I like that! This one might serve him better as it takes one fan header and splits it into more;
https://www.amazon.com/SilverStone-System-Cables-Black-CPF04/dp/B00VNW556I


----------



## Honey (Mar 27, 2018)

i have 5? i didnt knew that xD leme look into it..


----------



## Rakly3 (Jun 12, 2018)

I circled them.
They are all PWM


----------



## MrGenius (Jun 12, 2018)

One thing to remember is, when you gang them up like that, they all run at the same speed(or rather with the same PWM signal). You can't control the speeds(PWM signals) of the individual fans. Which might seem rather obvious. But wording like SilverStone uses for the hub linked above could lead you to think otherwise.



			
				SilverStone said:
			
		

> Support speed detection for accurately controlling fans



Which is true. If by "accurately controlling" you mean running a bunch of identical fans at the same speed. Different fans will run at different speeds though. Even with the exact same PWM signal. So I wouldn't call that very "accurate control".


----------



## natr0n (Jun 12, 2018)

Those fan ports can take 3 pin and 4 pin fans. You dont need to buy anything special to use them. I think I misunderstood


----------



## hat (Jun 13, 2018)

The opposite is also true I believe, you should be able to use a 4 pin PWM fan plug in a standard 3 pin header. It just won't have the PWM function. That said, I believe even 3 pin fans can be controlled at least with a fan controller, also (maybe, not sure) in the BIOS... but those methods drop the voltage supplied to the fan. For example, your 3 pin fan controller set to 75% would pump out 9v to the fan constantly.
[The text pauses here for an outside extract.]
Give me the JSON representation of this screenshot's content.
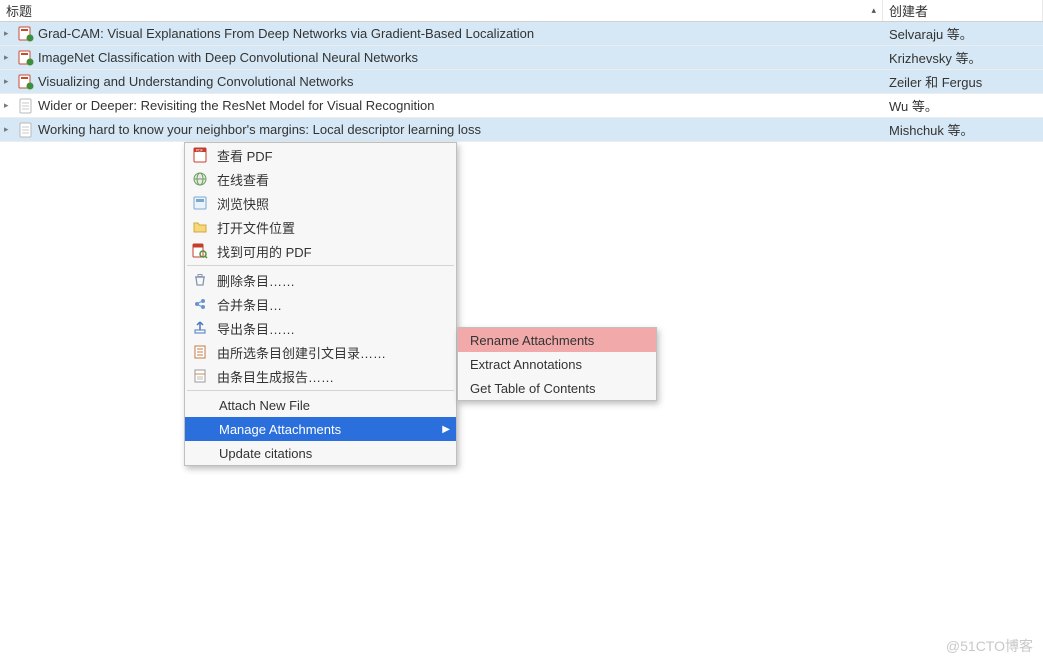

A PWM system running at 75% would be supplying 12 of power 75% of the time.

Personally I don't bother with such things. I run all my fans at 100% all the time, and I just use quiet fans. The only fans that don't are on my video cards. That's because I just use the stock cooler, which obviously already comes with a fan, that would be rather loud at 100%. I do use a modified fan curve though which runs it faster than normal, but not at 100%.


----------